My only contribution to the continuing travel theme of The Wrong Leggings for this issue is -- gasp, shock, horror -- an extract from my TAFF report. Yes, I know I haven't, er, written up any of it previously. (Dave Langford knows this too: his project to unearth unpublished chapters of past TAFF reports is one reason to produce one, fast!) Well, I was busy -- um -- continuing my research. Reading Bill Bryson's wonderfully witty accounts of small time Americana and the American language. Studying the dialectic of economy-sized American fanhistory zines. Making friends with Americans. Learning to make chili, muffins and pesto dressing. Going on real-world, academic-type sabbatical to Vancouver, Canada, for six months in 1993. Visiting San Francisco for ConFrancisco that same year, so I'd have a benchmark for the average standards of large American Worldcons against which to measure much reviled Nolacon, the shambolic N'Orleans Worldcon which Christina and I both perversely enjoyed. Revisiting Seattle in winter so I could compare and contrast to that sun-baked week Christina and I spent there in August 88, in John D Berry and Eileen Gunn's comfortable basement. In fact there's a thought: why not write up TAFF-tripping Seattle of August 88 with a forward glance to sabbatical-Seattle in November 1993, as seen through the omniscient (though slightly baggy) eyes of pre-Intersection Lilian of August 1995? And what could such a concept be called but:
The Once and Future Seattle
[For TAFF completists (does such an animal exist?), this extract roughly plugs the gap between Christina's first instalment of her trip featured in Two Times Taff 4 and the San Francisco piece published rather more recently in Never Quite Arriving 3.]
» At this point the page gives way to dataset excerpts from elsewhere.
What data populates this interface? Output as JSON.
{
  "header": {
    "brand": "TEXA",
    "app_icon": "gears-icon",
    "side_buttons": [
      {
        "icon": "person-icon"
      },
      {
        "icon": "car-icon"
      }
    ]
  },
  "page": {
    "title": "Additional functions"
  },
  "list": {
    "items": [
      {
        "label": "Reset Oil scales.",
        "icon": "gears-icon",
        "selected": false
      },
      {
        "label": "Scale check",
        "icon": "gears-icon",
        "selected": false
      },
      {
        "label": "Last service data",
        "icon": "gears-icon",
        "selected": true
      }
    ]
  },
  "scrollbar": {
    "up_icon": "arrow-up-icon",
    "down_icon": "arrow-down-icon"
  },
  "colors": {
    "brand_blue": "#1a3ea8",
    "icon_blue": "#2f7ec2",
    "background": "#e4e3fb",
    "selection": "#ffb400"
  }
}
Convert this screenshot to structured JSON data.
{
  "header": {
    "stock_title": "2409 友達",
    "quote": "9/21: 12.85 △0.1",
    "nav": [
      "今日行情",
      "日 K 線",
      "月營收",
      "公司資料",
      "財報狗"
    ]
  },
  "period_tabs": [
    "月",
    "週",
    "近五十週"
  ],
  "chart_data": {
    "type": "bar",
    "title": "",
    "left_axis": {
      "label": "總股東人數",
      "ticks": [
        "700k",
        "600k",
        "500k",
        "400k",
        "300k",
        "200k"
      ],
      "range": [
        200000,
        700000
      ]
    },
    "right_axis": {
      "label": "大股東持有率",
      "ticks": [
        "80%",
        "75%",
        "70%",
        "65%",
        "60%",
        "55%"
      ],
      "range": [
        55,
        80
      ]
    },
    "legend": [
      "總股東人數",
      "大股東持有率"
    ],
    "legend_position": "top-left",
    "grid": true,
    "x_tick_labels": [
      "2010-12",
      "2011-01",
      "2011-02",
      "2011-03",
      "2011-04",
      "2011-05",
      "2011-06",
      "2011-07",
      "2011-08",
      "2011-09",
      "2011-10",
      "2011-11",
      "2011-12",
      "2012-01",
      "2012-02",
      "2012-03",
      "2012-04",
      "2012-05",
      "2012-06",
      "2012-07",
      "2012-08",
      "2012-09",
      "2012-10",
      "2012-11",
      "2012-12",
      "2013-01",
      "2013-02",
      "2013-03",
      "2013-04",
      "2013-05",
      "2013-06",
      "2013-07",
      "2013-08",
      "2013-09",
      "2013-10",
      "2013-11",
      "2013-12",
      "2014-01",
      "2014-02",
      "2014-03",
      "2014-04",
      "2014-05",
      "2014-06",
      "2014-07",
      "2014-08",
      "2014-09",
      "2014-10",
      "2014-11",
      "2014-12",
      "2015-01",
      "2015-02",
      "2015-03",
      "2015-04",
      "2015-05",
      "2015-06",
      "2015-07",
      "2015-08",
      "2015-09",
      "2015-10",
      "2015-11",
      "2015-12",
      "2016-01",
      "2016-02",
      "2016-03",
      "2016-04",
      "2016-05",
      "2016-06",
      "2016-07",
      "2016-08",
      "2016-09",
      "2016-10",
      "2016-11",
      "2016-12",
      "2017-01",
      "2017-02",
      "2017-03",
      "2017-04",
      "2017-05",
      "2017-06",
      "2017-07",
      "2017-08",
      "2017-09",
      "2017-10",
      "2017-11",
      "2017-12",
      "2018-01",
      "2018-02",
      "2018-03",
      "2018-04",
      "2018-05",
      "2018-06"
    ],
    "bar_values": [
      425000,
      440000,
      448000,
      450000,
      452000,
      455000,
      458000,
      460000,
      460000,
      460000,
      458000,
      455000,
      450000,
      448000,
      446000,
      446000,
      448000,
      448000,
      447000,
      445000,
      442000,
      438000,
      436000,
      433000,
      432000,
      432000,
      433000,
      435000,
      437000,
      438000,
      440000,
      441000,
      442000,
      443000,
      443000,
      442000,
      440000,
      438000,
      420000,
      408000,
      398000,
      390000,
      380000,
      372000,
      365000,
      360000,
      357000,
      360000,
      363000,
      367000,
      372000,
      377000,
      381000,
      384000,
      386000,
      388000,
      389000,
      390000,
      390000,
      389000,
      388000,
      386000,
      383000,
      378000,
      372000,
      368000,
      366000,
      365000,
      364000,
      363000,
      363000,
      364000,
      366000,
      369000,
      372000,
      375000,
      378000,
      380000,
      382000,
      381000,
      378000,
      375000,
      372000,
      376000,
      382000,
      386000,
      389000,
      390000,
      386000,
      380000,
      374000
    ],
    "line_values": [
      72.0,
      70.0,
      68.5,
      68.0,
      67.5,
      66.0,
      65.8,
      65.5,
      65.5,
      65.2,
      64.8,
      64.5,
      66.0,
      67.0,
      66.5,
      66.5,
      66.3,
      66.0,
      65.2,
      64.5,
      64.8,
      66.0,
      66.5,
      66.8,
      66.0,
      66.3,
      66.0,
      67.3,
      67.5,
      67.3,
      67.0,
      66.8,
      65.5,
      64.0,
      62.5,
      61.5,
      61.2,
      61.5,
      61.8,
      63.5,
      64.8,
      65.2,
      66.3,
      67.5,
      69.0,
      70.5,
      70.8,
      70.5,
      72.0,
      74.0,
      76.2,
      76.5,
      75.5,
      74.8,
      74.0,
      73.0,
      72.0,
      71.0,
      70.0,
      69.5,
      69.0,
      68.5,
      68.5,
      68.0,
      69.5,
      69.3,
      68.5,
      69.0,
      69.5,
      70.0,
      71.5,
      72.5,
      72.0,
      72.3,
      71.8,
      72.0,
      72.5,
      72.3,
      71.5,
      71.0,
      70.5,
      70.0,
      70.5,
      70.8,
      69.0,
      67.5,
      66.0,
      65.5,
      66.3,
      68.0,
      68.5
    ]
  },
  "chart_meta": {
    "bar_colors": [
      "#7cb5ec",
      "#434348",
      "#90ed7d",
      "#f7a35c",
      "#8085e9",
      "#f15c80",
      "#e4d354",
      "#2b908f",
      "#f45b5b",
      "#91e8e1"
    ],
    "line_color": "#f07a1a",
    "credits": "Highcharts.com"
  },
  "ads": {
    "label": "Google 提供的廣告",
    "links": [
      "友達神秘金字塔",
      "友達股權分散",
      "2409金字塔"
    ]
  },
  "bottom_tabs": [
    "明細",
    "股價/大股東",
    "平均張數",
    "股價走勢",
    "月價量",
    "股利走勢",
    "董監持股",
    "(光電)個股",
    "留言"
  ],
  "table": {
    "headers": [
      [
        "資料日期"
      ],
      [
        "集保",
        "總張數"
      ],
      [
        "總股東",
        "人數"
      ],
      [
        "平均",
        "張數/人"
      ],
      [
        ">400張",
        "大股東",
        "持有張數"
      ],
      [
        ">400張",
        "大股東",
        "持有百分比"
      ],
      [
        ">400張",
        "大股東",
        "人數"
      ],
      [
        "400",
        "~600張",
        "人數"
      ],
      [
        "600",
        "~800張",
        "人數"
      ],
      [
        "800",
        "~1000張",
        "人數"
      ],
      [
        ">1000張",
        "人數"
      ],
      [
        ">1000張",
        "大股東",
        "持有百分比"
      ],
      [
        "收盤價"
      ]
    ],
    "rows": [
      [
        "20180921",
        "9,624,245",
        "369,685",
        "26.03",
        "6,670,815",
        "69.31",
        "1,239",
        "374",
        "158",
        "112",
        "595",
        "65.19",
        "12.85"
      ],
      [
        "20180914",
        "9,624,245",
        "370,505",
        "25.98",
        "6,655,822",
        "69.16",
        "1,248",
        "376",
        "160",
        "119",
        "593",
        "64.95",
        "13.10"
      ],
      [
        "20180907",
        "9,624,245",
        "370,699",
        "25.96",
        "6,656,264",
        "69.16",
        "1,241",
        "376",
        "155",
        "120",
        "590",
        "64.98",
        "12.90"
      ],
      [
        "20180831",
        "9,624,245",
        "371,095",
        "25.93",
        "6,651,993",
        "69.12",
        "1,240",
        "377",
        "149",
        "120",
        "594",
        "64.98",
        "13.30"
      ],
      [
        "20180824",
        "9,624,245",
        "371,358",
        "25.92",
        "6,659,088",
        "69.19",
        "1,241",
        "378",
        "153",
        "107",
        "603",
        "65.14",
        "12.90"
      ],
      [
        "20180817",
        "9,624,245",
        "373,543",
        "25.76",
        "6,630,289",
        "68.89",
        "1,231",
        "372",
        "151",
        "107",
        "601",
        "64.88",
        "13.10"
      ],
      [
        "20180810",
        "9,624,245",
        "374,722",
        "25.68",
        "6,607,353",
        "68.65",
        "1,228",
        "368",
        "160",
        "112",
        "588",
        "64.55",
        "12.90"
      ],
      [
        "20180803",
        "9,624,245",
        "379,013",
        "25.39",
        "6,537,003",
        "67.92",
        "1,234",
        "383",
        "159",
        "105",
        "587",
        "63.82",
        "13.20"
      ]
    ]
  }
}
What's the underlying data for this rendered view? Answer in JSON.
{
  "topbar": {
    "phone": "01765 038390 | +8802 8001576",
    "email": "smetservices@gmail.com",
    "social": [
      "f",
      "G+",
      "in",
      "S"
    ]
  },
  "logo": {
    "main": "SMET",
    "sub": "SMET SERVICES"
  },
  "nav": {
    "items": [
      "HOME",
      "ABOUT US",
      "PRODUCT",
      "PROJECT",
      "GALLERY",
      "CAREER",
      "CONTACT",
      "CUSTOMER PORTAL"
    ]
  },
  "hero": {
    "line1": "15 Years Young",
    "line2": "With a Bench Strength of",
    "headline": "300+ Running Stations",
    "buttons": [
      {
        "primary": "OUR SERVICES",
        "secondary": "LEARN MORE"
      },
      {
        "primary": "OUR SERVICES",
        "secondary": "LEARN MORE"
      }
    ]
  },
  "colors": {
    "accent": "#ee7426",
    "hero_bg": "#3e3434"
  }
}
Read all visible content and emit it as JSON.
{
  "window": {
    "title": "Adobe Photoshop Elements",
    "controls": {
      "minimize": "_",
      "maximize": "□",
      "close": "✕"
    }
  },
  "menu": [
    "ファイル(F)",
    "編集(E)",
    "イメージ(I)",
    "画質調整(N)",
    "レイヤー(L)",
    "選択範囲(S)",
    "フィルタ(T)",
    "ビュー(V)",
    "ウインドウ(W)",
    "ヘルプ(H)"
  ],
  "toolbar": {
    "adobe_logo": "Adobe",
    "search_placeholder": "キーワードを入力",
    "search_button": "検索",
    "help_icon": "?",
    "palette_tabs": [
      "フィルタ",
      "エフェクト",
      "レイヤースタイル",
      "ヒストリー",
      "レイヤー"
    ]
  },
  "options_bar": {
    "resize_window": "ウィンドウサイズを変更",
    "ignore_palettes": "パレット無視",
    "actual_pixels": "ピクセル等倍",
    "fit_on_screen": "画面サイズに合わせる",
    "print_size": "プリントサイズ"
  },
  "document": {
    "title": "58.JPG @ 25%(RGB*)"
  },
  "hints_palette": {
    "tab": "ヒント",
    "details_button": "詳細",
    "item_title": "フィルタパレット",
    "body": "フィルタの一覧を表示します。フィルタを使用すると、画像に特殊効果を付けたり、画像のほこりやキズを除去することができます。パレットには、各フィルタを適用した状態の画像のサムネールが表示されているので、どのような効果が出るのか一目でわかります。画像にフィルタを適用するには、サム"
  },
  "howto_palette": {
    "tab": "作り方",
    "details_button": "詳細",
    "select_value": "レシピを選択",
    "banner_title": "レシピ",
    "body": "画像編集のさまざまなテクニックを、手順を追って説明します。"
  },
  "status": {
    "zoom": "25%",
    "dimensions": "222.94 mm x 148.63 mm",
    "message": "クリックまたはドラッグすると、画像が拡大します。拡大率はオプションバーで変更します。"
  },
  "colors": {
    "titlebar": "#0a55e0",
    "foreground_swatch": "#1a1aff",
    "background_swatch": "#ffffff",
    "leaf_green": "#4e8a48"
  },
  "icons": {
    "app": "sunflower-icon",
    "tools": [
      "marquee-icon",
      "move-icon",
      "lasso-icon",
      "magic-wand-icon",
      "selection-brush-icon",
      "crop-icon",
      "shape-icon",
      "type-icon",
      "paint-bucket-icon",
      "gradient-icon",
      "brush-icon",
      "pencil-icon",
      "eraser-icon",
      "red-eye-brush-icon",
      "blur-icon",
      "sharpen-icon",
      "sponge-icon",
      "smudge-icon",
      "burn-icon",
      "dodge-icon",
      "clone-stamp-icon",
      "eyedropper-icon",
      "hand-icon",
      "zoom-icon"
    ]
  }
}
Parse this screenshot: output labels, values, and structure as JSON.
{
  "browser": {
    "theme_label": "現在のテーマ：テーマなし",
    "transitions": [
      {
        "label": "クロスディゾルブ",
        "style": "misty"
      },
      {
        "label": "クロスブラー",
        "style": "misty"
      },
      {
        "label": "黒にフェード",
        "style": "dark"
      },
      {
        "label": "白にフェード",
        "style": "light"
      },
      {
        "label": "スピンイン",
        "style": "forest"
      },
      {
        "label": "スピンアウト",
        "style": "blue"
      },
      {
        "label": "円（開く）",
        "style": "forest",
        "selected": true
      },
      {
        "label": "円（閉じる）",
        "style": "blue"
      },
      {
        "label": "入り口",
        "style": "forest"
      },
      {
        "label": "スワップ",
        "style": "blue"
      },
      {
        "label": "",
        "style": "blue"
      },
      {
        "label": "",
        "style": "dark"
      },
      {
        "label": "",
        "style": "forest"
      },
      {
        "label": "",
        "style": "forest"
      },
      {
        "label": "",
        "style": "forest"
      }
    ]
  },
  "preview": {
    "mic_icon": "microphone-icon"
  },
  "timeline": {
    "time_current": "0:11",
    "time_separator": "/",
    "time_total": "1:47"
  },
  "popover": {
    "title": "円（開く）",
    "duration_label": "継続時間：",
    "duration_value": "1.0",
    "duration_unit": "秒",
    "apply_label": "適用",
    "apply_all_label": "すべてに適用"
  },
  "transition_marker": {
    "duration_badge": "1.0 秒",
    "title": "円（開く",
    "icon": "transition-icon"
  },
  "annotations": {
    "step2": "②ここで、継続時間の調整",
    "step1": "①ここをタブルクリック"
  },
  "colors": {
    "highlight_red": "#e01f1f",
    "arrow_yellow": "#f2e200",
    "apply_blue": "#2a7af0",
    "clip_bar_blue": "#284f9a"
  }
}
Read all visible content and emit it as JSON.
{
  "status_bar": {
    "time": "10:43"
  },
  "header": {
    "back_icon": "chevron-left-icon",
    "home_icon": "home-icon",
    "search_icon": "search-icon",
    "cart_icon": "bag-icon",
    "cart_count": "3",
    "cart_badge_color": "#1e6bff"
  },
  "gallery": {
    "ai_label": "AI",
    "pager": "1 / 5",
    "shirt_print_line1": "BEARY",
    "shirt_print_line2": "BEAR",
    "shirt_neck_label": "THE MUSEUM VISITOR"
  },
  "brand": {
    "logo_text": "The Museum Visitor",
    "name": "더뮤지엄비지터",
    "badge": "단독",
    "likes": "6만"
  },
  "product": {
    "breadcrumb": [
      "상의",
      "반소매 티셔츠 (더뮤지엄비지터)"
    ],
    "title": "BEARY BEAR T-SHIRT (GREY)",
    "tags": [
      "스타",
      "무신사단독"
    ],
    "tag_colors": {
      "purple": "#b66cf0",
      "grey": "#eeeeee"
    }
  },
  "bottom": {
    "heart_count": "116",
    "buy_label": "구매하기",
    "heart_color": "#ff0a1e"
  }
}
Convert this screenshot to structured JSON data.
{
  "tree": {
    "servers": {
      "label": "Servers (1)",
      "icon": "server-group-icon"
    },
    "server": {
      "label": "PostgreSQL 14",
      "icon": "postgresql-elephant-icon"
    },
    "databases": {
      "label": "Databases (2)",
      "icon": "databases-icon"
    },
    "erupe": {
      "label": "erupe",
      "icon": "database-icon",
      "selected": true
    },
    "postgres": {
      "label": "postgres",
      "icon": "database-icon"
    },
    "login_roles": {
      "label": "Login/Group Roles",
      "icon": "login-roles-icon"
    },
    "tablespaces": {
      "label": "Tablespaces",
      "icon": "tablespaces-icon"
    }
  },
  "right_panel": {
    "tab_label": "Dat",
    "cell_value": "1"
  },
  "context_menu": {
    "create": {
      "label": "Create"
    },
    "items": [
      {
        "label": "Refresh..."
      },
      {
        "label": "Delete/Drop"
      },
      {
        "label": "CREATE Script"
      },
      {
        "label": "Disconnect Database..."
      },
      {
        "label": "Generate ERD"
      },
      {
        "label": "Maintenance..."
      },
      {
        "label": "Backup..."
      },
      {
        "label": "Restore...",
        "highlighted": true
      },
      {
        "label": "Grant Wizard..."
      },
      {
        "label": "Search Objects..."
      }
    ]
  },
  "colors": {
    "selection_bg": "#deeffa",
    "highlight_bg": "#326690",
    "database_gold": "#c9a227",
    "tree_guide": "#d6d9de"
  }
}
Those who know me will be unsurprised to learn that virtually the first thing I did in Seattle was go shopping.
One of my first purchases on Seattle's mythical 15th Avenue East is a badge, which word I have only just learnt to translate from the American "button", on which is emblazoned "I saw America and bought it". Such pith, such encapsulation. It seems hard to believe now how impressed I was according to my notebook by miracles of American consumer merchandise we found heaped in the local drug store, like TV Guide, with its endless pages of cable TV channels, coffee mugs which declared "All I want in life is world peace and thin thighs. Actually I'm not all that bothered about world peace", and news-stand Marvel comics available up-to-date (US comics arrived three months late to the UK at this point) and at reasonable prices. Little did I know that seven years on there would be 10 spin off X-Men titles and me without a thread of desire to buy any of them. More commendable was Christina's and my enthusiasm for Red and Black Books, an alternative feminist/radical/wholefood/you name it bookstore which was still as zingy as ever when I went back there in 93. Everything you'd ever wanted (including most of that which had failed to get past UK customs) was there. Unimported collections of Marge Piercy poems. Novels by lesbian law professors (Ruthanne Robson -- honest to god.) Magazines for "adventurous lesbians" with disconcerting open crotch shots on the inside front cover -- nowhere much to hide for the unsuspecting page flipper. Walls of small ads listings, as interesting and as full of political intelligence as any Chinese wall poster. Lesbian happenings, lesbian house shares, bisexual massages (my first indication of the great Yankee massage experience)and a lesbian woman who wants to meet others interested in Joanna Russ and Ursula Le Guin. She needs to be put in touch with fandom, we agree with slight smugness. On to Horizon Books, a dusty secondhand emporium reminiscent of the book cemeteries of Hay-on-Wye, but by now we're booked out and too tired to do more than skim we retire instead to the further joys of American consumer choice and select ice creams, me predictably getting most of my strawberry cheesecake cone with hot Grand Marnier sauce down my new yellow teeshirt.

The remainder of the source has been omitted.